Wittgenstein’s parables, like Jesus’, have a peculiar power to capsize thought, to overturn it even as it sails its trade routes.

His BlBk parable about the floor exemplifies the power (p. 45).  The target of the parable is the idea that physics teaches us that the floor, or a desk, is mostly empty space.  This teaching seems to render the floor beneath us or the desk before us shaky, almost visibly trembly, certainly not certainly up to the task of holding me up or holding up my copy of Bradley’s Appearance and Reality (a heavy-ish tome).

But what physics teaches constitutes its explanation of the solidity (not, in this case, the insolidity) of the desk.  Physics explains why the desk shoulders Bradley.  That explanation cannot render the desk unhelpful. And that explanation cannot spawn a second desk–call it ‘the desk of the philosophers’–that now must somehow be reconciled with a first desk–call it ‘the desk of Moore, Austin and Wittgenstein’.  But there is no second desk.  There is just the one, solid, quietly helpful, patient to endure investigation even by physicists.

Explanations cannot swallow their own heads.

Blue Book Family Likenesses–Craving Generality?

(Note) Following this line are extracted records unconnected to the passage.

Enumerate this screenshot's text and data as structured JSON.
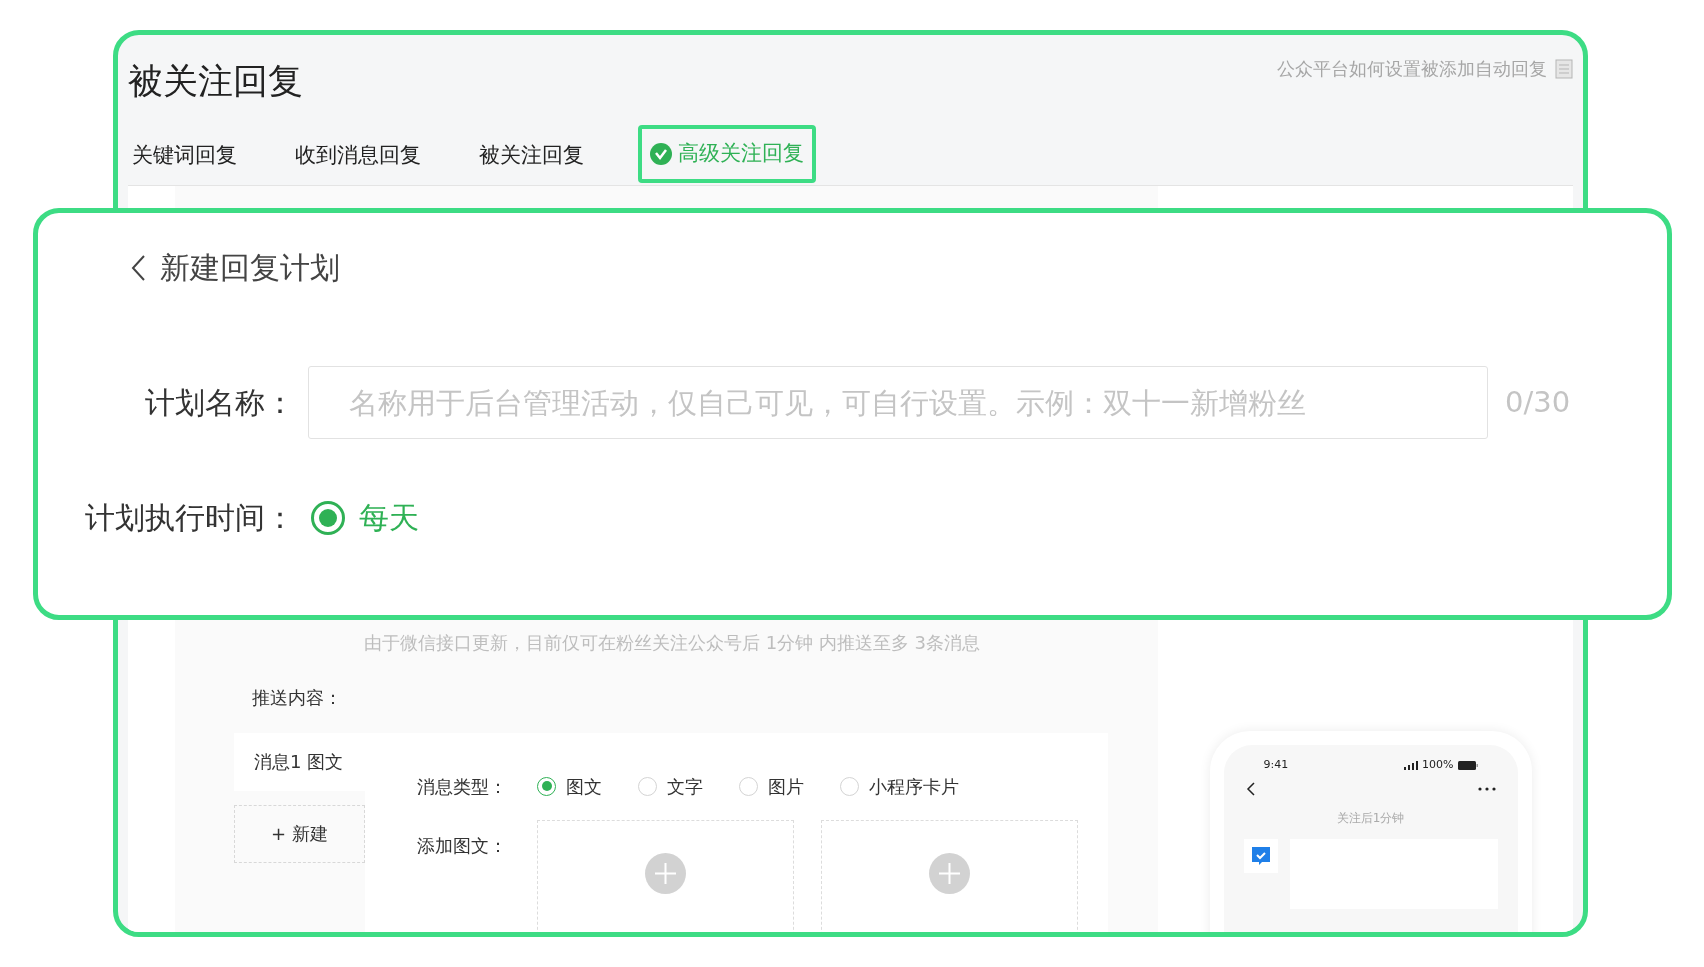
{
  "page_title": "被关注回复",
  "help_link": "公众平台如何设置被添加自动回复",
  "tabs": [
    {
      "label": "关键词回复",
      "selected": false,
      "highlighted": false
    },
    {
      "label": "收到消息回复",
      "selected": false,
      "highlighted": false
    },
    {
      "label": "被关注回复",
      "selected": false,
      "highlighted": false
    },
    {
      "label": "高级关注回复",
      "selected": true,
      "highlighted": true
    }
  ],
  "callout": {
    "back_title": "新建回复计划",
    "plan_name": {
      "label": "计划名称：",
      "placeholder": "名称用于后台管理活动，仅自己可见，可自行设置。示例：双十一新增粉丝",
      "counter": "0/30"
    },
    "schedule": {
      "label": "计划执行时间：",
      "options": [
        {
          "label": "每天",
          "selected": true
        }
      ]
    }
  },
  "notice": "由于微信接口更新，目前仅可在粉丝关注公众号后 1分钟 内推送至多 3条消息",
  "push_content_label": "推送内容：",
  "messages": [
    {
      "label": "消息1 图文",
      "selected": true
    }
  ],
  "new_button": "+ 新建",
  "message_type": {
    "label": "消息类型：",
    "options": [
      {
        "label": "图文",
        "selected": true
      },
      {
        "label": "文字",
        "selected": false
      },
      {
        "label": "图片",
        "selected": false
      },
      {
        "label": "小程序卡片",
        "selected": false
      }
    ]
  },
  "add_article": {
    "label": "添加图文：",
    "slots": [
      {
        "kind": "add"
      },
      {
        "kind": "add"
      }
    ]
  },
  "phone": {
    "time": "9:41",
    "battery": "100%",
    "caption": "关注后1分钟"
  }
}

There it is.  In every photo in which I am pictured standing empty-handed.  (I am nearly always empty-handed.)  I stand as my dad stands–or stood when he was younger.  I don’t mind that, even if I find it eerie, even if it provokes me to distances–from my picture and from my body at the moment of viewing the picture….


I mention this because I have been teaching the Blue Book and talking with my students about family likeness (BlBk) or family resemblances (PI).  It is remarkable, given the clarity (at least here) of Wittgenstein’s rhetorical construction, that so many come away from the section thinking that Wittgenstein’s revolution consists in replacing a quixotic quest for commonalities with a promising quest for family resemblances.  –As if the attack on the question “What is the meaning of a word?” really reduced to a shift in quest.

Not that there’s anything wrong with family resemblances.  Or with commonalities for that matter.  Except deciding that one or the other is the philosophical desideratum, the fated form of philosophical finality.

The family resemblances bit is a way of reminding us that ‘unity’ is said in many (at least two) ways.  It is not the replacement of one unity-prey with a different unity-prey.  Be wary of going a-hunting for commonalities.  Be wary likewise of going a-hunting for family likenesses.  Throttle back that craving for generality:  don’t just change gears.